Una sala abarrotada abrumó a estos periodistas que se han lanzado a la aventura apasionante de escribir un libro de divulgación sobre un tema que resulta desconocido y, en no pocos casos, temido para el gran público. El hombre teme al diferente, y de ahí la necesidad de un texto como éste que acerque a aquellos que no han vivido con enfermedades que como el trastorno bipolar, la ludopatía o la ansiedad (por poner algunos ejemplos de los que trata la obra) explican con sencillez y desde las vivencias personales de personas que los han sufrido.
La presentación contó con muestras sonoras de estos testimonios abriendo una pequeña ventana del mundo que nos aventuran sus páginas.
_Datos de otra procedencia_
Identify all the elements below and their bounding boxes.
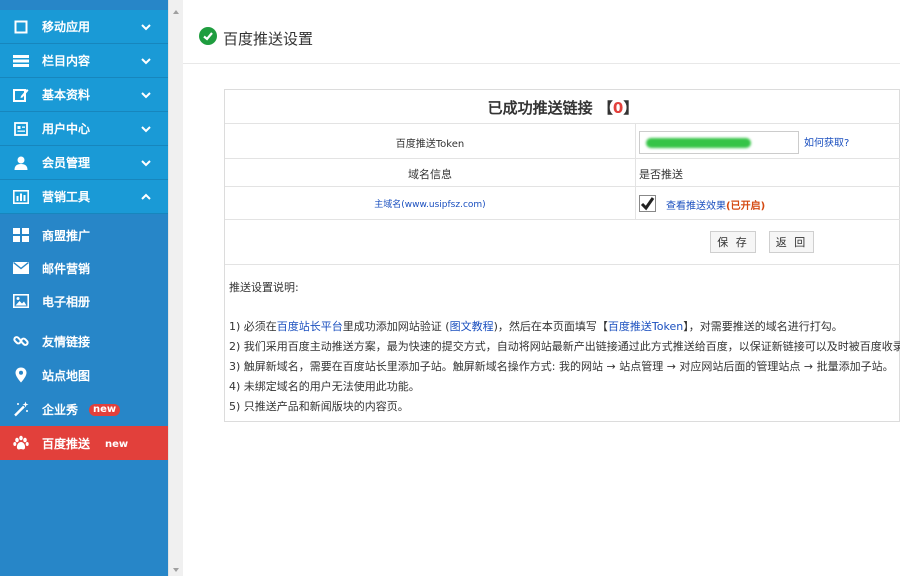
page-title: 百度推送设置 [223,30,314,48]
token-row: 百度推送Token 如何获取? [225,124,900,159]
save-button[interactable]: 保 存 [710,231,756,253]
edit-icon [12,86,30,104]
sidebar-item-label: 邮件营销 [42,261,91,276]
token-input[interactable] [639,131,799,154]
scroll-down-arrow-icon[interactable] [173,568,179,572]
chevron-down-icon [141,91,151,98]
notes-line-5: 5) 只推送产品和新闻版块的内容页。 [229,400,409,413]
notes-line-3: 3) 触屏新域名，需要在百度站长里添加子站。触屏新域名操作方式: 我的网站 → … [229,360,894,373]
sidebar-subitem-email-marketing[interactable]: 邮件营销 [0,251,168,285]
domain-info-row: 域名信息 是否推送 [225,159,900,187]
notes-text: 里成功添加网站验证 ( [342,320,450,333]
paw-icon [12,434,30,452]
count-bracket-close: 】 [623,99,639,117]
sidebar-item-user-center[interactable]: 用户中心 [0,112,168,146]
chart-icon [12,188,30,206]
domain-row: 主域名(www.usipfsz.com) 查看推送效果(已开启) [225,187,900,220]
new-badge: new [105,439,129,450]
sidebar-item-label: 电子相册 [42,294,91,309]
sidebar-item-label: 企业秀 [42,402,79,417]
sidebar-item-label: 百度推送 [42,436,91,451]
how-to-get-link[interactable]: 如何获取? [804,134,849,149]
sidebar: 移动应用 栏目内容 基本资料 用户中心 会员管理 营销工具 商盟推广 邮件营销 … [0,0,168,576]
sidebar-subitem-enterprise-show[interactable]: 企业秀 new [0,392,168,426]
sidebar-item-label: 栏目内容 [42,54,91,68]
notes-line-1: 1) 必须在百度站长平台里成功添加网站验证 (图文教程)，然后在本页面填写【百度… [229,318,843,334]
server-icon [12,52,30,70]
sidebar-subitem-site-map[interactable]: 站点地图 [0,358,168,392]
grid-icon [12,226,30,244]
envelope-icon [12,259,30,277]
notes-text: )，然后在本页面填写【 [493,320,608,333]
square-outline-icon [12,18,30,36]
sidebar-subitem-photo-album[interactable]: 电子相册 [0,284,168,318]
sidebar-subitem-baidu-push[interactable]: 百度推送 new [0,426,168,460]
sidebar-item-member-management[interactable]: 会员管理 [0,146,168,180]
push-enabled-label: 是否推送 [639,168,683,181]
map-marker-icon [12,366,30,384]
sidebar-item-marketing-tools[interactable]: 营销工具 [0,180,168,214]
column-divider [635,187,636,220]
count-bracket-open: 【 [597,99,613,117]
sidebar-subitem-friend-links[interactable]: 友情链接 [0,324,168,358]
chevron-down-icon [141,57,151,64]
sidebar-item-basic-info[interactable]: 基本资料 [0,78,168,112]
user-card-icon [12,120,30,138]
sidebar-item-label: 商盟推广 [42,228,91,243]
sidebar-scrollbar[interactable] [168,0,183,576]
checkmark-icon [640,197,655,211]
page-header: 百度推送设置 [183,0,900,64]
sidebar-item-label: 基本资料 [42,88,91,102]
sidebar-item-label: 移动应用 [42,20,91,34]
sidebar-item-mobile-apps[interactable]: 移动应用 [0,10,168,44]
domain-info-label: 域名信息 [408,168,452,181]
notes-title: 推送设置说明: [229,281,299,294]
push-enabled-checkbox[interactable] [639,195,656,212]
sidebar-item-label: 友情链接 [42,334,91,349]
main-content: 百度推送设置 已成功推送链接 【0】 百度推送Token 如何获取? 域名信息 … [183,0,900,576]
panel-header-row: 已成功推送链接 【0】 [225,90,900,124]
user-icon [12,154,30,172]
push-count-value: 0 [612,99,624,117]
tutorial-link[interactable]: 图文教程 [450,320,494,333]
notes-line-4: 4) 未绑定域名的用户无法使用此功能。 [229,380,420,393]
sidebar-item-label: 用户中心 [42,122,91,136]
back-button[interactable]: 返 回 [769,231,814,253]
sidebar-item-column-content[interactable]: 栏目内容 [0,44,168,78]
sidebar-subitem-alliance-promotion[interactable]: 商盟推广 [0,218,168,252]
notes-line-2: 2) 我们采用百度主动推送方案，最为快速的提交方式，自动将网站最新产出链接通过此… [229,340,900,353]
image-icon [12,292,30,310]
token-label: 百度推送Token [395,139,465,150]
chevron-down-icon [141,125,151,132]
magic-wand-icon [12,400,30,418]
status-enabled-badge: (已开启) [726,201,766,212]
new-badge: new [89,404,121,416]
view-push-effect-link[interactable]: 查看推送效果 [666,201,726,212]
token-value-redacted [646,138,751,148]
check-circle-icon [199,27,217,45]
link-icon [12,332,30,350]
sidebar-item-label: 营销工具 [42,190,91,204]
view-effect-group: 查看推送效果(已开启) [666,197,765,212]
chevron-down-icon [141,23,151,30]
chevron-up-icon [141,193,151,200]
baidu-token-link[interactable]: 百度推送Token [608,320,683,333]
main-domain-link[interactable]: 主域名(www.usipfsz.com) [225,197,635,210]
notes-text: 】，对需要推送的域名进行打勾。 [683,320,843,333]
column-divider [635,159,636,187]
sidebar-item-label: 会员管理 [42,156,91,170]
notes-text: 1) 必须在 [229,320,277,333]
column-divider [635,124,636,159]
baidu-webmaster-link[interactable]: 百度站长平台 [277,320,343,333]
action-buttons-row: 保 存 返 回 [225,220,900,265]
push-count-label: 已成功推送链接 [487,99,593,117]
sidebar-item-label: 站点地图 [42,368,91,383]
push-count-heading: 已成功推送链接 【0】 [225,97,900,118]
scroll-up-arrow-icon[interactable] [173,10,179,14]
settings-panel: 已成功推送链接 【0】 百度推送Token 如何获取? 域名信息 是否推送 主域… [224,89,900,422]
chevron-down-icon [141,159,151,166]
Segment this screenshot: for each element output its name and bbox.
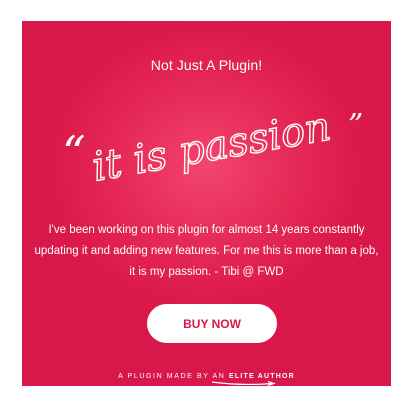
script-headline: “ it is passion ” xyxy=(22,83,391,203)
open-quote: “ xyxy=(62,126,86,180)
elite-author-label: ELITE AUTHOR xyxy=(228,373,295,380)
script-phrase: it is passion xyxy=(89,104,334,191)
curved-arrow-icon xyxy=(211,381,276,386)
author-credit: A PLUGIN MADE BY AN ELITE AUTHOR xyxy=(22,373,391,380)
script-headline-svg: “ it is passion ” xyxy=(62,103,363,192)
panel-subtitle: Not Just A Plugin! xyxy=(150,57,263,73)
close-quote: ” xyxy=(348,108,363,143)
plugin-description: I've been working on this plugin for alm… xyxy=(34,224,379,278)
buy-now-button[interactable]: BUY NOW xyxy=(147,304,277,343)
author-credit-prefix: A PLUGIN MADE BY AN xyxy=(118,373,229,380)
promo-panel: Not Just A Plugin! “ it is passion ” I'v… xyxy=(22,21,391,386)
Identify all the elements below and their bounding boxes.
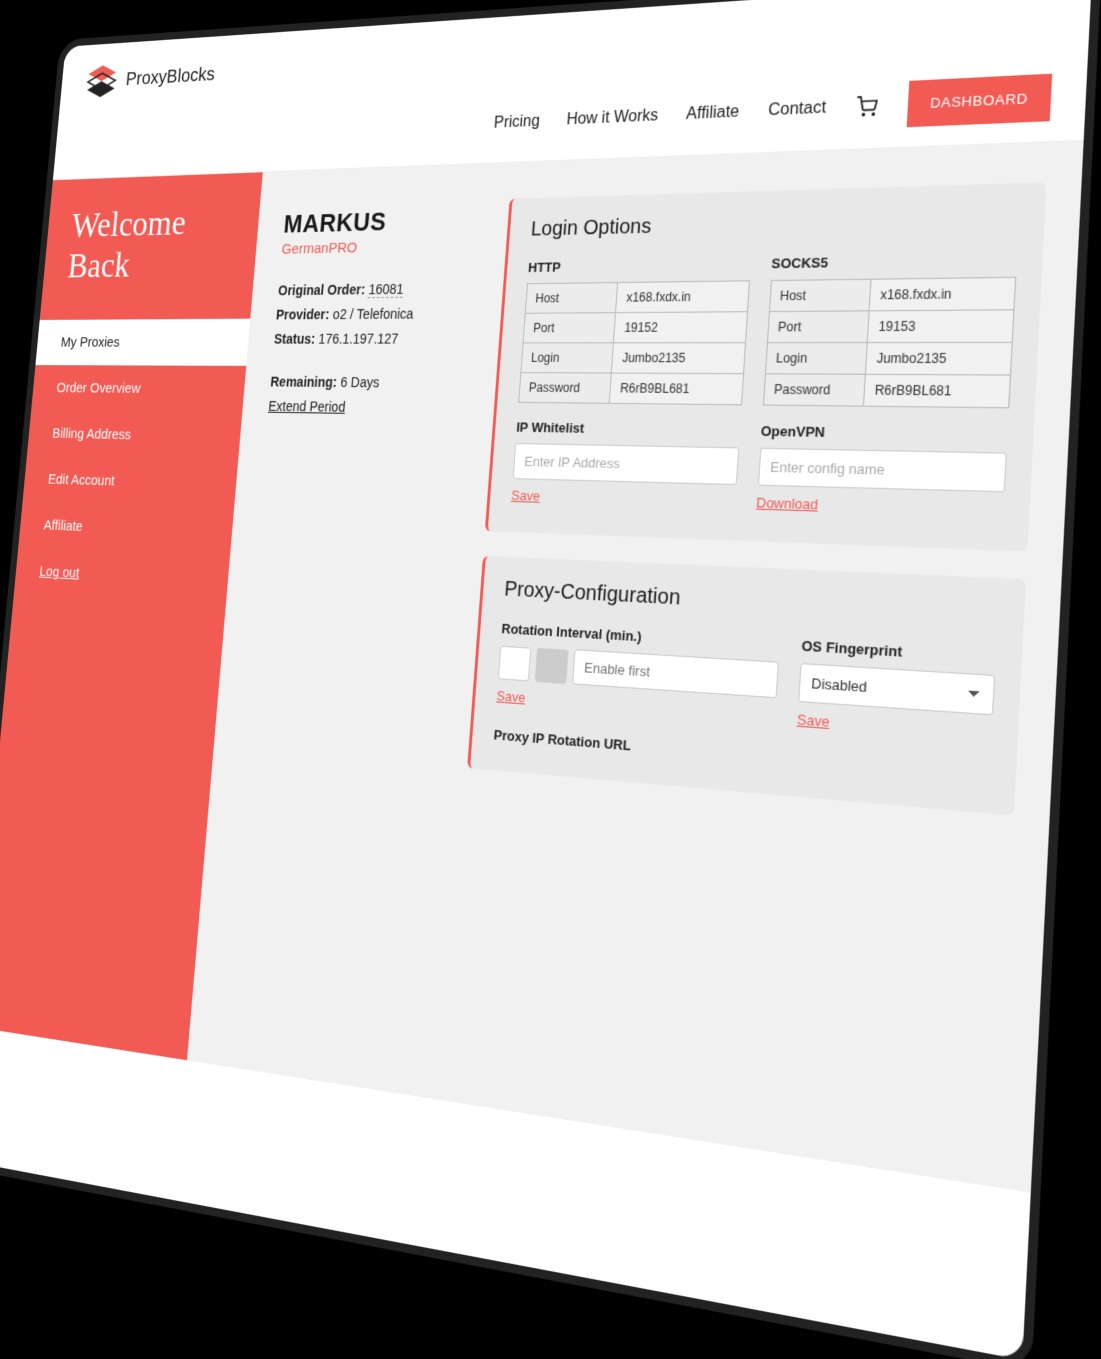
brand-name: ProxyBlocks xyxy=(125,64,216,91)
os-save-link[interactable]: Save xyxy=(797,711,830,730)
login-options-panel: Login Options HTTP Hostx168.fxdx.in Port… xyxy=(485,182,1047,551)
nav-affiliate[interactable]: Affiliate xyxy=(686,102,740,123)
openvpn-download-link[interactable]: Download xyxy=(756,494,819,512)
nav-contact[interactable]: Contact xyxy=(768,98,827,120)
sidebar-item-logout[interactable]: Log out xyxy=(14,548,230,606)
sidebar-item-billing[interactable]: Billing Address xyxy=(27,411,242,462)
sidebar-item-my-proxies[interactable]: My Proxies xyxy=(35,319,255,366)
ip-whitelist-label: IP Whitelist xyxy=(516,419,741,438)
welcome-line1: Welcome xyxy=(70,203,188,245)
http-host-value[interactable]: x168.fxdx.in xyxy=(616,281,749,313)
socks5-host-value[interactable]: x168.fxdx.in xyxy=(869,277,1016,311)
http-password-value[interactable]: R6rB9BL681 xyxy=(610,373,743,405)
plan-name: GermanPRO xyxy=(281,237,488,258)
status-value: 176.1.197.127 xyxy=(318,331,399,347)
socks5-label: SOCKS5 xyxy=(771,251,1018,271)
account-summary: MARKUS GermanPRO Original Order: 16081 P… xyxy=(238,199,491,791)
main-content: MARKUS GermanPRO Original Order: 16081 P… xyxy=(187,141,1084,1193)
provider-row: Provider: o2 / Telefonica xyxy=(275,301,483,327)
welcome-heading: Welcome Back xyxy=(40,201,261,320)
http-password-label: Password xyxy=(519,373,612,404)
socks5-port-value[interactable]: 19153 xyxy=(867,310,1014,343)
socks5-password-label: Password xyxy=(763,374,865,406)
nav-pricing[interactable]: Pricing xyxy=(493,112,540,132)
rotation-toggle-on[interactable] xyxy=(535,647,569,683)
order-row: Original Order: 16081 xyxy=(277,276,485,303)
http-block: HTTP Hostx168.fxdx.in Port19152 LoginJum… xyxy=(511,256,751,512)
socks5-login-value[interactable]: Jumbo2135 xyxy=(865,342,1012,375)
remaining-value: 6 Days xyxy=(340,374,380,390)
socks5-table: Hostx168.fxdx.in Port19153 LoginJumbo213… xyxy=(762,277,1016,409)
http-port-label: Port xyxy=(523,313,616,343)
cart-icon[interactable] xyxy=(855,95,878,117)
http-host-label: Host xyxy=(525,283,618,314)
order-value: 16081 xyxy=(368,281,404,298)
socks5-password-value[interactable]: R6rB9BL681 xyxy=(863,374,1010,407)
rotation-toggle-off[interactable] xyxy=(498,645,531,681)
socks5-host-label: Host xyxy=(769,279,871,311)
status-row: Status: 176.1.197.127 xyxy=(273,327,481,353)
rotation-interval-input[interactable] xyxy=(572,649,779,698)
rotation-block: Rotation Interval (min.) Save xyxy=(496,621,781,729)
socks5-block: SOCKS5 Hostx168.fxdx.in Port19153 LoginJ… xyxy=(756,251,1018,521)
os-fingerprint-label: OS Fingerprint xyxy=(801,637,997,665)
socks5-login-label: Login xyxy=(765,343,867,375)
openvpn-input[interactable] xyxy=(757,448,1007,493)
proxy-config-title: Proxy-Configuration xyxy=(504,578,1000,628)
os-fingerprint-select[interactable]: Disabled xyxy=(798,663,995,715)
sidebar-item-edit-account[interactable]: Edit Account xyxy=(23,456,239,509)
remaining-row: Remaining: 6 Days xyxy=(269,369,478,396)
welcome-line2: Back xyxy=(66,245,131,285)
http-table: Hostx168.fxdx.in Port19152 LoginJumbo213… xyxy=(518,280,749,405)
login-options-title: Login Options xyxy=(530,205,1020,241)
logo[interactable]: ProxyBlocks xyxy=(83,55,216,101)
ip-save-link[interactable]: Save xyxy=(511,487,541,503)
username: MARKUS xyxy=(283,203,491,239)
ip-whitelist-input[interactable] xyxy=(513,443,739,485)
dashboard-button[interactable]: DASHBOARD xyxy=(907,74,1052,128)
sidebar-item-order-overview[interactable]: Order Overview xyxy=(31,365,246,413)
openvpn-label: OpenVPN xyxy=(760,423,1008,444)
http-login-label: Login xyxy=(521,343,614,373)
extend-period-link[interactable]: Extend Period xyxy=(268,398,346,415)
nav-how-it-works[interactable]: How it Works xyxy=(566,106,659,129)
os-fingerprint-block: OS Fingerprint Disabled Save xyxy=(796,637,996,744)
rotation-save-link[interactable]: Save xyxy=(496,688,526,706)
right-column: Login Options HTTP Hostx168.fxdx.in Port… xyxy=(465,182,1046,844)
http-port-value[interactable]: 19152 xyxy=(614,312,747,343)
provider-value: o2 / Telefonica xyxy=(332,306,414,322)
proxy-config-panel: Proxy-Configuration Rotation Interval (m… xyxy=(467,556,1026,816)
http-login-value[interactable]: Jumbo2135 xyxy=(612,343,745,374)
http-label: HTTP xyxy=(528,256,751,275)
stack-icon xyxy=(83,61,119,101)
socks5-port-label: Port xyxy=(767,311,869,343)
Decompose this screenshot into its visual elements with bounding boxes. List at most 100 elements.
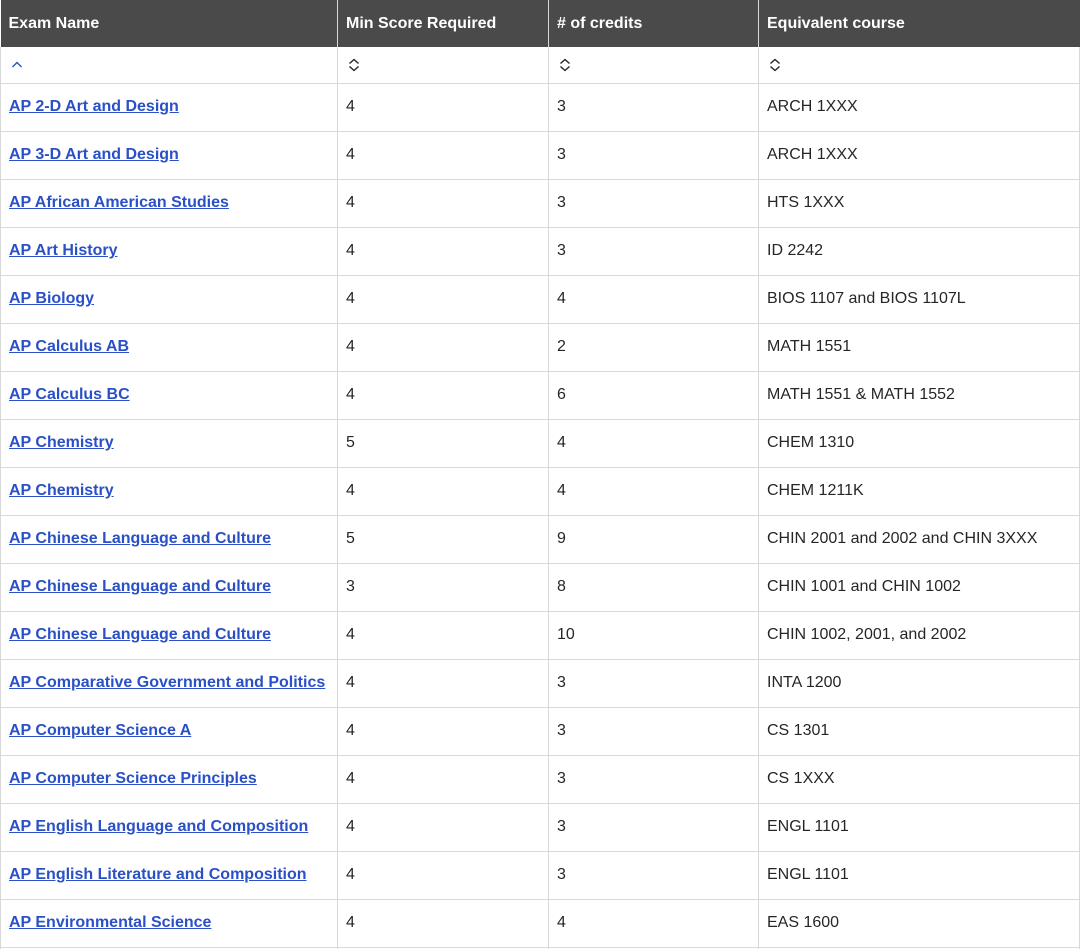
cell-equivalent-course: CHEM 1211K bbox=[758, 467, 1080, 516]
sort-controls-row bbox=[0, 47, 1080, 84]
cell-exam-name: AP English Literature and Composition bbox=[0, 851, 338, 900]
exam-link[interactable]: AP Computer Science A bbox=[9, 722, 191, 739]
cell-credits: 2 bbox=[548, 323, 759, 372]
exam-link[interactable]: AP 2-D Art and Design bbox=[9, 98, 179, 115]
cell-credits: 4 bbox=[548, 275, 759, 324]
table-row: AP Comparative Government and Politics 4 3… bbox=[0, 659, 1080, 708]
exam-link[interactable]: AP Comparative Government and Politics bbox=[9, 674, 325, 691]
cell-equivalent-course: ENGL 1101 bbox=[758, 803, 1080, 852]
cell-exam-name: AP Computer Science Principles bbox=[0, 755, 338, 804]
table-header-row: Exam Name Min Score Required # of credit… bbox=[0, 0, 1080, 47]
exam-link[interactable]: AP Chemistry bbox=[9, 482, 114, 499]
ap-credit-table: Exam Name Min Score Required # of credit… bbox=[0, 0, 1080, 949]
cell-credits: 8 bbox=[548, 563, 759, 612]
cell-equivalent-course: CS 1XXX bbox=[758, 755, 1080, 804]
table-row: AP Calculus AB 4 2 MATH 1551 bbox=[0, 323, 1080, 372]
exam-link[interactable]: AP English Literature and Composition bbox=[9, 866, 307, 883]
cell-min-score: 4 bbox=[337, 83, 549, 132]
cell-credits: 4 bbox=[548, 419, 759, 468]
sort-cell-exam-name bbox=[0, 47, 338, 84]
cell-equivalent-course: INTA 1200 bbox=[758, 659, 1080, 708]
cell-min-score: 4 bbox=[337, 275, 549, 324]
table-row: AP Computer Science Principles 4 3 CS 1XXX bbox=[0, 755, 1080, 804]
cell-exam-name: AP Art History bbox=[0, 227, 338, 276]
exam-link[interactable]: AP Computer Science Principles bbox=[9, 770, 257, 787]
cell-equivalent-course: MATH 1551 bbox=[758, 323, 1080, 372]
cell-min-score: 4 bbox=[337, 131, 549, 180]
cell-exam-name: AP Comparative Government and Politics bbox=[0, 659, 338, 708]
cell-min-score: 4 bbox=[337, 707, 549, 756]
table-row: AP African American Studies 4 3 HTS 1XXX bbox=[0, 179, 1080, 228]
cell-equivalent-course: CHIN 1002, 2001, and 2002 bbox=[758, 611, 1080, 660]
cell-min-score: 3 bbox=[337, 563, 549, 612]
cell-credits: 3 bbox=[548, 755, 759, 804]
table-row: AP Art History 4 3 ID 2242 bbox=[0, 227, 1080, 276]
cell-equivalent-course: ARCH 1XXX bbox=[758, 131, 1080, 180]
cell-credits: 3 bbox=[548, 803, 759, 852]
cell-min-score: 4 bbox=[337, 323, 549, 372]
cell-min-score: 5 bbox=[337, 419, 549, 468]
cell-min-score: 4 bbox=[337, 467, 549, 516]
cell-min-score: 4 bbox=[337, 611, 549, 660]
exam-link[interactable]: AP 3-D Art and Design bbox=[9, 146, 179, 163]
cell-min-score: 4 bbox=[337, 899, 549, 948]
cell-min-score: 4 bbox=[337, 755, 549, 804]
cell-credits: 3 bbox=[548, 83, 759, 132]
cell-min-score: 4 bbox=[337, 851, 549, 900]
sort-updown-icon[interactable] bbox=[346, 57, 362, 73]
cell-equivalent-course: ID 2242 bbox=[758, 227, 1080, 276]
cell-exam-name: AP Chinese Language and Culture bbox=[0, 515, 338, 564]
exam-link[interactable]: AP English Language and Composition bbox=[9, 818, 308, 835]
exam-link[interactable]: AP Calculus AB bbox=[9, 338, 129, 355]
cell-credits: 3 bbox=[548, 851, 759, 900]
header-equivalent-course: Equivalent course bbox=[758, 0, 1080, 47]
cell-exam-name: AP Calculus BC bbox=[0, 371, 338, 420]
cell-min-score: 4 bbox=[337, 371, 549, 420]
sort-updown-icon[interactable] bbox=[767, 57, 783, 73]
cell-min-score: 4 bbox=[337, 659, 549, 708]
sort-updown-icon[interactable] bbox=[557, 57, 573, 73]
cell-exam-name: AP Biology bbox=[0, 275, 338, 324]
header-min-score: Min Score Required bbox=[337, 0, 549, 47]
cell-equivalent-course: CHIN 1001 and CHIN 1002 bbox=[758, 563, 1080, 612]
table-row: AP Calculus BC 4 6 MATH 1551 & MATH 1552 bbox=[0, 371, 1080, 420]
table-row: AP Chemistry 4 4 CHEM 1211K bbox=[0, 467, 1080, 516]
table-row: AP 2-D Art and Design 4 3 ARCH 1XXX bbox=[0, 83, 1080, 132]
exam-link[interactable]: AP Chemistry bbox=[9, 434, 114, 451]
cell-credits: 4 bbox=[548, 467, 759, 516]
exam-link[interactable]: AP Calculus BC bbox=[9, 386, 130, 403]
exam-link[interactable]: AP African American Studies bbox=[9, 194, 229, 211]
exam-link[interactable]: AP Biology bbox=[9, 290, 94, 307]
table-row: AP Chinese Language and Culture 4 10 CHIN 1… bbox=[0, 611, 1080, 660]
cell-min-score: 4 bbox=[337, 803, 549, 852]
exam-link[interactable]: AP Chinese Language and Culture bbox=[9, 578, 271, 595]
exam-link[interactable]: AP Chinese Language and Culture bbox=[9, 626, 271, 643]
cell-exam-name: AP Chinese Language and Culture bbox=[0, 611, 338, 660]
cell-equivalent-course: HTS 1XXX bbox=[758, 179, 1080, 228]
cell-exam-name: AP English Language and Composition bbox=[0, 803, 338, 852]
cell-credits: 3 bbox=[548, 227, 759, 276]
sort-cell-equivalent-course bbox=[758, 47, 1080, 84]
table-row: AP 3-D Art and Design 4 3 ARCH 1XXX bbox=[0, 131, 1080, 180]
table-row: AP Environmental Science 4 4 EAS 1600 bbox=[0, 899, 1080, 948]
table-row: AP Chinese Language and Culture 5 9 CHIN 20… bbox=[0, 515, 1080, 564]
cell-credits: 10 bbox=[548, 611, 759, 660]
cell-exam-name: AP Environmental Science bbox=[0, 899, 338, 948]
cell-exam-name: AP 2-D Art and Design bbox=[0, 83, 338, 132]
cell-exam-name: AP Chemistry bbox=[0, 467, 338, 516]
cell-credits: 9 bbox=[548, 515, 759, 564]
cell-exam-name: AP Computer Science A bbox=[0, 707, 338, 756]
table-row: AP Chemistry 5 4 CHEM 1310 bbox=[0, 419, 1080, 468]
cell-credits: 3 bbox=[548, 707, 759, 756]
cell-equivalent-course: ARCH 1XXX bbox=[758, 83, 1080, 132]
header-exam-name: Exam Name bbox=[0, 0, 338, 47]
cell-exam-name: AP Chinese Language and Culture bbox=[0, 563, 338, 612]
exam-link[interactable]: AP Art History bbox=[9, 242, 117, 259]
exam-link[interactable]: AP Chinese Language and Culture bbox=[9, 530, 271, 547]
table-row: AP Biology 4 4 BIOS 1107 and BIOS 1107L bbox=[0, 275, 1080, 324]
cell-exam-name: AP 3-D Art and Design bbox=[0, 131, 338, 180]
cell-credits: 3 bbox=[548, 659, 759, 708]
exam-link[interactable]: AP Environmental Science bbox=[9, 914, 211, 931]
table-row: AP English Literature and Composition 4 3 E… bbox=[0, 851, 1080, 900]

A través de estas confesiones íntimas acompañadas por la opinión de diversos expertos en psiquiatría (el prólogo corre a cargo del reconocido Luis Rojas Marcos, profesor de Psiquiatría de la Universidad de Nueva York y ex director de los Servicios de Salud Mental de esta ciudad) se busca terminar con el miedo que crea el desconocimiento y romper los prejuicios que nos llevan a banalizar las enfermedades y nos impiden tratarlas como lo que son, enfermedades.

Trastornos que no son tan extraños como muchas veces parece ya que muchos los padecen sin tener conocimiento de los mismos con el grave riesgo que ello conlleva. El lenguaje periodístico, las excelentes fotografías de Alejandro Olea, que muestran con metáforas visuales las enfermedades, cuestionarios y otros anexos complementarios hacen de esta obra una referencia accesible y práctica para que detectemos al verdadero “enemigo” y seamos capaces de ponernos en manos de los expertos para encontrar la cura.
Pero son, por encima, la humanidad y cercanía con la que David Ruipérez y Lorena L. Lobo narran estos desafíos personales lo que sorprenderá y esperanzará al lector.